Nos ultimos quinze annos a Prussia roubou a Dinamarca, e depois foi pela Allemanha saqueando reinos e grãos ducados; em seguida, desmembrou a França; mais tarde a Russia espatifou a Turquia; ha dous annos, subitamente, a Republica Franceza cahiu sobre Tunis, e empolgou esse desventurado estado barbaresco. Em cada um d'estes casos a Europa comportou-se como um coro das operas d'antiga escola, quando membrudo barytono, ahi pelo quarto acto, erguia o ferro sobre o tenor gentil e magrizela: o côro adeanta-se, modula uma larga phrase, agita os braços em cadencia, faz o commentario amargo da acção, brada talvez: suspendei!

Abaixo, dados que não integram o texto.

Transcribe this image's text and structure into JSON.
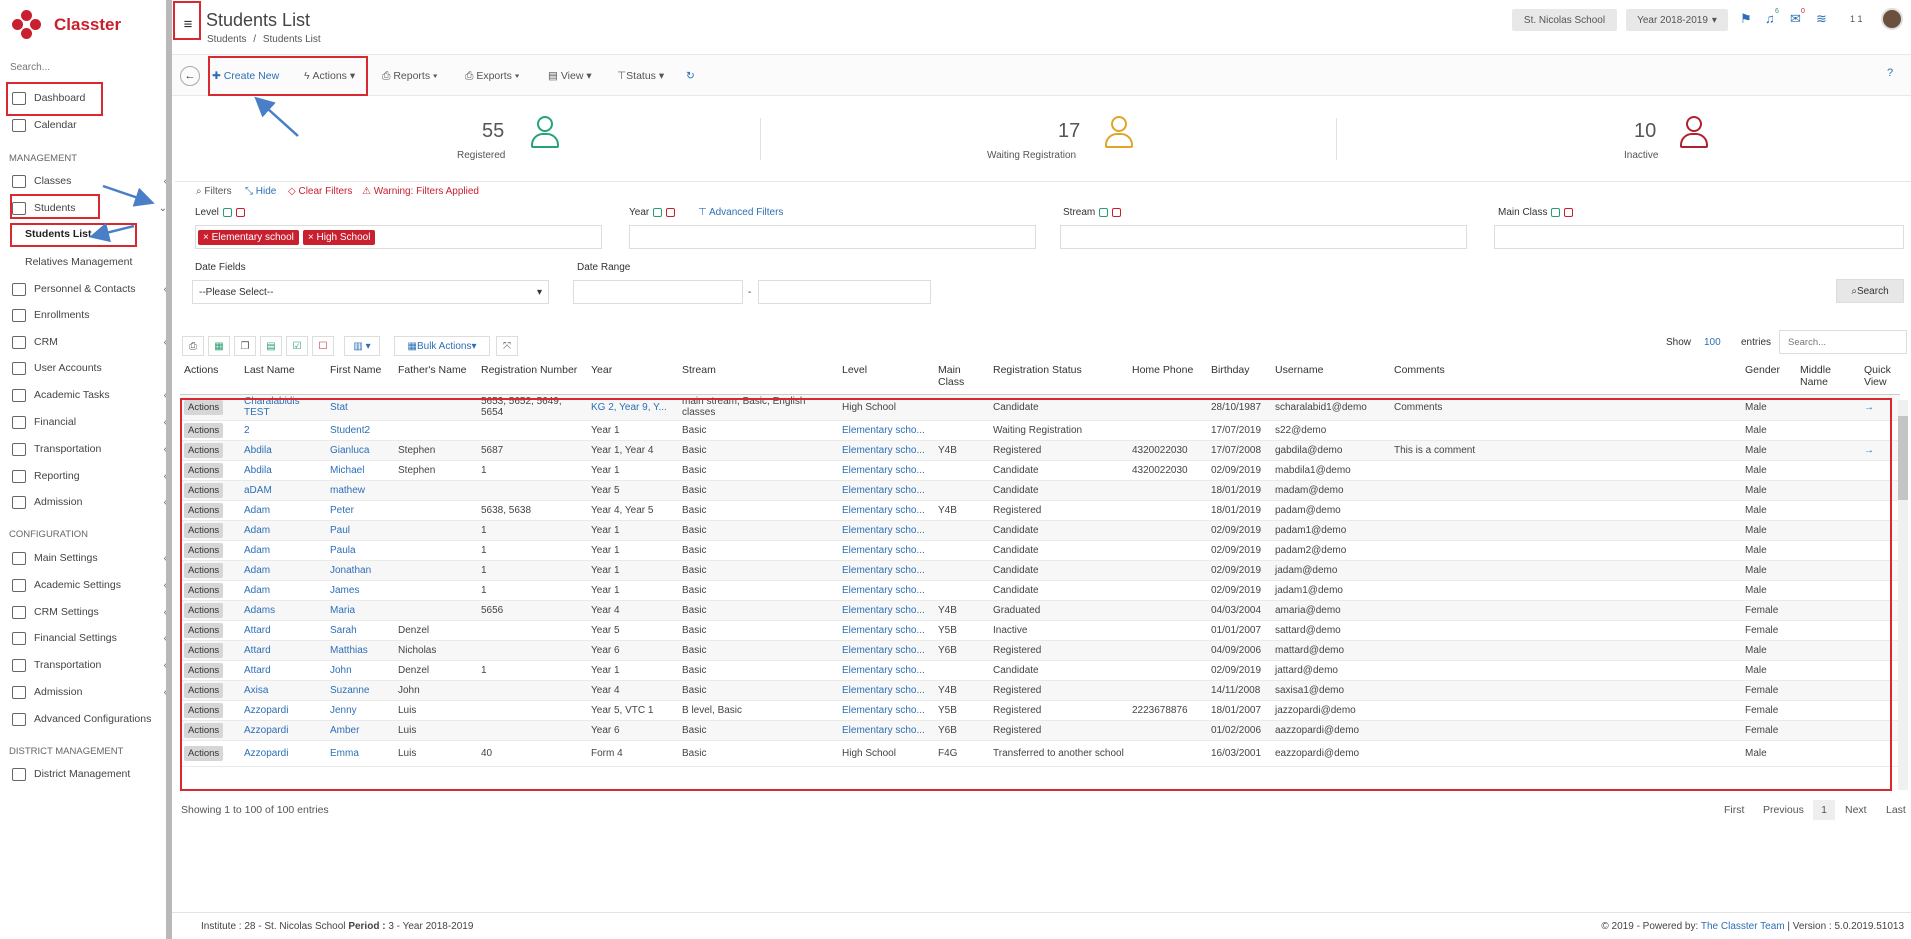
{
  "app": {
    "name": "Classter",
    "search_label": "Search..."
  },
  "sidebar": {
    "items": [
      {
        "label": "Dashboard"
      },
      {
        "label": "Calendar"
      }
    ],
    "management_heading": "MANAGEMENT",
    "management": [
      {
        "label": "Classes"
      },
      {
        "label": "Students"
      },
      {
        "label": "Students List"
      },
      {
        "label": "Relatives Management"
      },
      {
        "label": "Personnel & Contacts"
      },
      {
        "label": "Enrollments"
      },
      {
        "label": "CRM"
      },
      {
        "label": "User Accounts"
      },
      {
        "label": "Academic Tasks"
      },
      {
        "label": "Financial"
      },
      {
        "label": "Transportation"
      },
      {
        "label": "Reporting"
      },
      {
        "label": "Admission"
      }
    ],
    "configuration_heading": "CONFIGURATION",
    "configuration": [
      {
        "label": "Main Settings"
      },
      {
        "label": "Academic Settings"
      },
      {
        "label": "CRM Settings"
      },
      {
        "label": "Financial Settings"
      },
      {
        "label": "Transportation"
      },
      {
        "label": "Admission"
      },
      {
        "label": "Advanced Configurations"
      }
    ],
    "district_heading": "DISTRICT MANAGEMENT",
    "district": [
      {
        "label": "District Management"
      }
    ]
  },
  "header": {
    "title": "Students List",
    "breadcrumb": [
      "Students",
      "/",
      "Students List"
    ],
    "school": "St. Nicolas School",
    "year": "Year 2018-2019",
    "badge_bell": "6",
    "badge_mail": "0",
    "user_count": "1 1"
  },
  "toolbar": {
    "create_new": "Create New",
    "actions": "Actions",
    "reports": "Reports",
    "exports": "Exports",
    "view": "View",
    "status": "Status",
    "help": "?"
  },
  "stats": [
    {
      "value": "55",
      "label": "Registered",
      "color": "#26a27a"
    },
    {
      "value": "17",
      "label": "Waiting Registration",
      "color": "#e0a526"
    },
    {
      "value": "10",
      "label": "Inactive",
      "color": "#b0212e"
    }
  ],
  "filters": {
    "filters_label": "Filters",
    "hide_label": "Hide",
    "clear_label": "Clear Filters",
    "warning_label": "Warning: Filters Applied",
    "level_label": "Level",
    "level_chips": [
      "Elementary school",
      "High School"
    ],
    "year_label": "Year",
    "advanced_label": "Advanced Filters",
    "stream_label": "Stream",
    "main_class_label": "Main Class",
    "date_fields_label": "Date Fields",
    "date_fields_value": "--Please Select--",
    "date_range_label": "Date Range",
    "date_range_sep": "-",
    "search_button": "Search"
  },
  "table_controls": {
    "bulk_actions": "Bulk Actions",
    "show_label": "Show",
    "show_value": "100",
    "entries_label": "entries",
    "search_placeholder": "Search..."
  },
  "table": {
    "columns": [
      "Actions",
      "Last Name",
      "First Name",
      "Father's Name",
      "Registration Number",
      "Year",
      "Stream",
      "Level",
      "Main Class",
      "Registration Status",
      "Home Phone",
      "Birthday",
      "Username",
      "Comments",
      "Gender",
      "Middle Name",
      "Quick View"
    ],
    "rows": [
      [
        "Actions",
        "Charalabidis TEST",
        "Stat",
        "",
        "5653, 5652, 5649, 5654",
        "KG 2, Year 9, Y...",
        "main stream, Basic, English classes",
        "High School",
        "",
        "Candidate",
        "",
        "28/10/1987",
        "scharalabid1@demo",
        "Comments",
        "Male",
        "",
        "→"
      ],
      [
        "Actions",
        "2",
        "Student2",
        "",
        "",
        "Year 1",
        "Basic",
        "Elementary scho...",
        "",
        "Waiting Registration",
        "",
        "17/07/2019",
        "s22@demo",
        "",
        "Male",
        "",
        ""
      ],
      [
        "Actions",
        "Abdila",
        "Gianluca",
        "Stephen",
        "5687",
        "Year 1, Year 4",
        "Basic",
        "Elementary scho...",
        "Y4B",
        "Registered",
        "4320022030",
        "17/07/2008",
        "gabdila@demo",
        "This is a comment",
        "Male",
        "",
        "→"
      ],
      [
        "Actions",
        "Abdila",
        "Michael",
        "Stephen",
        "1",
        "Year 1",
        "Basic",
        "Elementary scho...",
        "",
        "Candidate",
        "4320022030",
        "02/09/2019",
        "mabdila1@demo",
        "",
        "Male",
        "",
        ""
      ],
      [
        "Actions",
        "aDAM",
        "mathew",
        "",
        "",
        "Year 5",
        "Basic",
        "Elementary scho...",
        "",
        "Candidate",
        "",
        "18/01/2019",
        "madam@demo",
        "",
        "Male",
        "",
        ""
      ],
      [
        "Actions",
        "Adam",
        "Peter",
        "",
        "5638, 5638",
        "Year 4, Year 5",
        "Basic",
        "Elementary scho...",
        "Y4B",
        "Registered",
        "",
        "18/01/2019",
        "padam@demo",
        "",
        "Male",
        "",
        ""
      ],
      [
        "Actions",
        "Adam",
        "Paul",
        "",
        "1",
        "Year 1",
        "Basic",
        "Elementary scho...",
        "",
        "Candidate",
        "",
        "02/09/2019",
        "padam1@demo",
        "",
        "Male",
        "",
        ""
      ],
      [
        "Actions",
        "Adam",
        "Paula",
        "",
        "1",
        "Year 1",
        "Basic",
        "Elementary scho...",
        "",
        "Candidate",
        "",
        "02/09/2019",
        "padam2@demo",
        "",
        "Male",
        "",
        ""
      ],
      [
        "Actions",
        "Adam",
        "Jonathan",
        "",
        "1",
        "Year 1",
        "Basic",
        "Elementary scho...",
        "",
        "Candidate",
        "",
        "02/09/2019",
        "jadam@demo",
        "",
        "Male",
        "",
        ""
      ],
      [
        "Actions",
        "Adam",
        "James",
        "",
        "1",
        "Year 1",
        "Basic",
        "Elementary scho...",
        "",
        "Candidate",
        "",
        "02/09/2019",
        "jadam1@demo",
        "",
        "Male",
        "",
        ""
      ],
      [
        "Actions",
        "Adams",
        "Maria",
        "",
        "5656",
        "Year 4",
        "Basic",
        "Elementary scho...",
        "Y4B",
        "Graduated",
        "",
        "04/03/2004",
        "amaria@demo",
        "",
        "Female",
        "",
        ""
      ],
      [
        "Actions",
        "Attard",
        "Sarah",
        "Denzel",
        "",
        "Year 5",
        "Basic",
        "Elementary scho...",
        "Y5B",
        "Inactive",
        "",
        "01/01/2007",
        "sattard@demo",
        "",
        "Female",
        "",
        ""
      ],
      [
        "Actions",
        "Attard",
        "Matthias",
        "Nicholas",
        "",
        "Year 6",
        "Basic",
        "Elementary scho...",
        "Y6B",
        "Registered",
        "",
        "04/09/2006",
        "mattard@demo",
        "",
        "Male",
        "",
        ""
      ],
      [
        "Actions",
        "Attard",
        "John",
        "Denzel",
        "1",
        "Year 1",
        "Basic",
        "Elementary scho...",
        "",
        "Candidate",
        "",
        "02/09/2019",
        "jattard@demo",
        "",
        "Male",
        "",
        ""
      ],
      [
        "Actions",
        "Axisa",
        "Suzanne",
        "John",
        "",
        "Year 4",
        "Basic",
        "Elementary scho...",
        "Y4B",
        "Registered",
        "",
        "14/11/2008",
        "saxisa1@demo",
        "",
        "Female",
        "",
        ""
      ],
      [
        "Actions",
        "Azzopardi",
        "Jenny",
        "Luis",
        "",
        "Year 5, VTC 1",
        "B level, Basic",
        "Elementary scho...",
        "Y5B",
        "Registered",
        "2223678876",
        "18/01/2007",
        "jazzopardi@demo",
        "",
        "Female",
        "",
        ""
      ],
      [
        "Actions",
        "Azzopardi",
        "Amber",
        "Luis",
        "",
        "Year 6",
        "Basic",
        "Elementary scho...",
        "Y6B",
        "Registered",
        "",
        "01/02/2006",
        "aazzopardi@demo",
        "",
        "Female",
        "",
        ""
      ],
      [
        "Actions",
        "Azzopardi",
        "Emma",
        "Luis",
        "40",
        "Form 4",
        "Basic",
        "High School",
        "F4G",
        "Transferred to another school",
        "",
        "16/03/2001",
        "eazzopardi@demo",
        "",
        "Male",
        "",
        ""
      ]
    ]
  },
  "pagination": {
    "info": "Showing 1 to 100 of 100 entries",
    "first": "First",
    "previous": "Previous",
    "current": "1",
    "next": "Next",
    "last": "Last"
  },
  "footer": {
    "institute_label": "Institute :",
    "institute_value": "28 - St. Nicolas School",
    "period_label": "Period :",
    "period_value": "3 - Year 2018-2019",
    "copyright": "© 2019 - Powered by:",
    "team": "The Classter Team",
    "version": "| Version : 5.0.2019.51013"
  },
  "icons": [
    "menu-icon",
    "back-icon",
    "plus-icon",
    "bolt-icon",
    "print-icon",
    "view-icon",
    "filter-icon",
    "refresh-icon",
    "help-icon",
    "flag-icon",
    "bell-icon",
    "mail-icon",
    "layers-icon",
    "avatar",
    "person-icon"
  ]
}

Depois, afastando-se em grande compostura, deixa á bocca da scena o tyranno barbudo sondando tranquillamente com a ponta da lamina o interior do galã...

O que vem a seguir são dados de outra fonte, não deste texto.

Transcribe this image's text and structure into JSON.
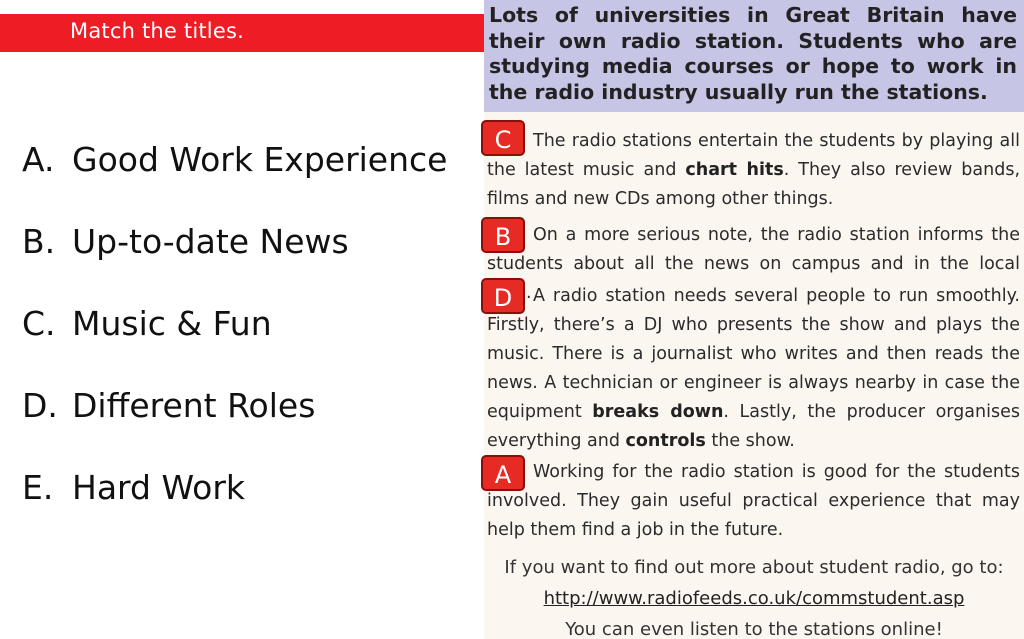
{
  "header": {
    "title": "Match the titles."
  },
  "options": [
    {
      "letter": "A.",
      "text": "Good Work Experience"
    },
    {
      "letter": "B.",
      "text": "Up-to-date News"
    },
    {
      "letter": "C.",
      "text": "Music & Fun"
    },
    {
      "letter": "D.",
      "text": "Different Roles"
    },
    {
      "letter": "E.",
      "text": "Hard Work"
    }
  ],
  "article": {
    "intro": "Lots of universities in Great Britain have their own radio station. Students who are studying media courses or hope to work in the radio industry usually run the stations.",
    "paragraphs": [
      {
        "answer": "C",
        "parts": [
          "The radio stations entertain the students by playing all the latest music and ",
          "chart hits",
          ". They also review bands, films and new CDs among other things."
        ]
      },
      {
        "answer": "B",
        "parts": [
          "On a more serious note, the radio station informs the students about all the news on campus and in the local area."
        ]
      },
      {
        "answer": "D",
        "parts": [
          "A radio station needs several people to run smoothly. Firstly, there’s a DJ who presents the show and plays the music. There is a journalist who writes and then reads the news. A technician or engineer is always nearby in case the equipment ",
          "breaks down",
          ". Lastly, the producer organises everything and ",
          "controls",
          " the show."
        ]
      },
      {
        "answer": "A",
        "parts": [
          "Working for the radio station is good for the students involved. They gain useful practical experience that may help them find a job in the future."
        ]
      }
    ],
    "footer": {
      "line1": "If you want to find out more about student radio, go to:",
      "link": "http://www.radiofeeds.co.uk/commstudent.asp",
      "line3": "You can even listen to the stations online!"
    }
  },
  "colors": {
    "header_red": "#ee1c25",
    "badge_red": "#e52b24",
    "intro_bg": "#c6c5e6"
  }
}
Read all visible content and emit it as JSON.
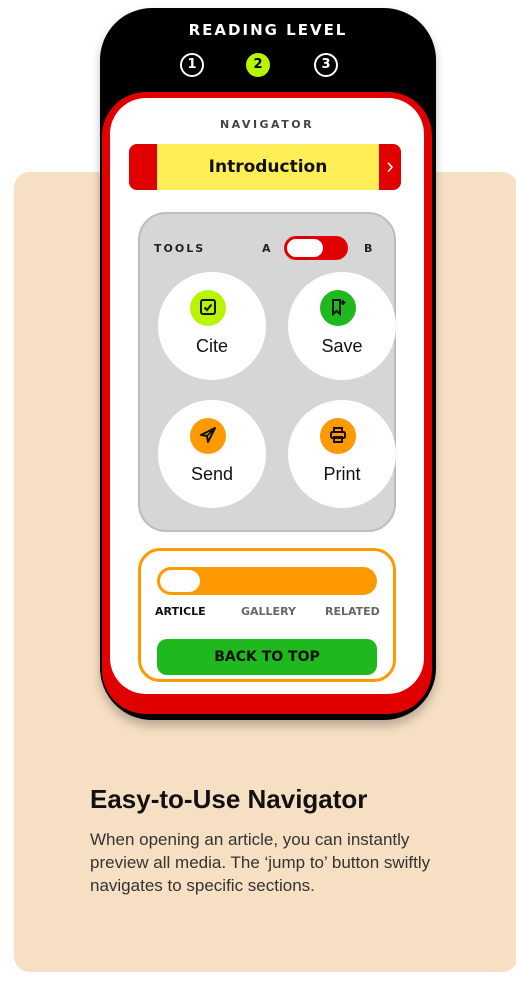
{
  "reading_level": {
    "title": "READING LEVEL",
    "levels": [
      "1",
      "2",
      "3"
    ],
    "selected": "2"
  },
  "navigator": {
    "label": "NAVIGATOR",
    "current_section": "Introduction"
  },
  "tools": {
    "label": "TOOLS",
    "toggle_a": "A",
    "toggle_b": "B",
    "items": [
      {
        "label": "Cite",
        "icon": "check-square-icon",
        "color": "#b7f400"
      },
      {
        "label": "Save",
        "icon": "bookmark-add-icon",
        "color": "#1fb81f"
      },
      {
        "label": "Send",
        "icon": "paper-plane-icon",
        "color": "#ff9900"
      },
      {
        "label": "Print",
        "icon": "printer-icon",
        "color": "#ff9900"
      }
    ]
  },
  "media_tabs": {
    "tabs": [
      "ARTICLE",
      "GALLERY",
      "RELATED"
    ],
    "active": "ARTICLE"
  },
  "back_to_top": "BACK TO TOP",
  "feature": {
    "heading": "Easy-to-Use Navigator",
    "description": "When opening an article, you can instantly preview all media. The ‘jump to’ button swiftly navigates to specific sections."
  },
  "colors": {
    "card_bg": "#f7dfc4",
    "red": "#e00000",
    "yellow": "#ffee55",
    "lime": "#b7f400",
    "green": "#1fb81f",
    "orange": "#ff9900"
  }
}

Não fallemos mais na Europa. Não ha, nunca houve Europa, no sentido que esta palavra tem em diplomacia. Ha hoje apenas um grande pinhal de Azambuja, onde rondam meliantes cobertos de ferro, que se odeiam uns aos outros, tremem uns dos outros, e, por um accordo tacito, permittem que cada um por seu turno se adeante—e assalte algum pobre diabo que vegeta ou trabalha ao canto de seu cerrado. Nas largas e bem traçadas estradas do Direito Internacional, allumiadas por Ortolan e outros lumes, rouba-se de carabina alta, e rompem a cada momento brados de povos assassinados. A Europa, como os campos de corridas em Inglaterra, devia estar coberta d'estes avisos em lettras gordas: Beware of pick-pockets! Cautela com os salteadores.
A pequena propriedade politica tende a acabar. Toda a terra vae em breve reunir-se nas mãos de quatro ou cinco grandes proprietarios... Hontem, era Tunis—porque a França necessita proteger a fronteira da Argelia. Hoje, é o Egypto—porque a Inglaterra precisa assegurar o caminho da India. Amanhã, será a Hollanda—porque a Allemanha não póde viver sem colonias. Depois, a Servia—por motivos que a seu tempo a Austria dirá. Mais tarde, a Rumania—porque a Russia é forte. Depois a Belgica—porque sim. Depois...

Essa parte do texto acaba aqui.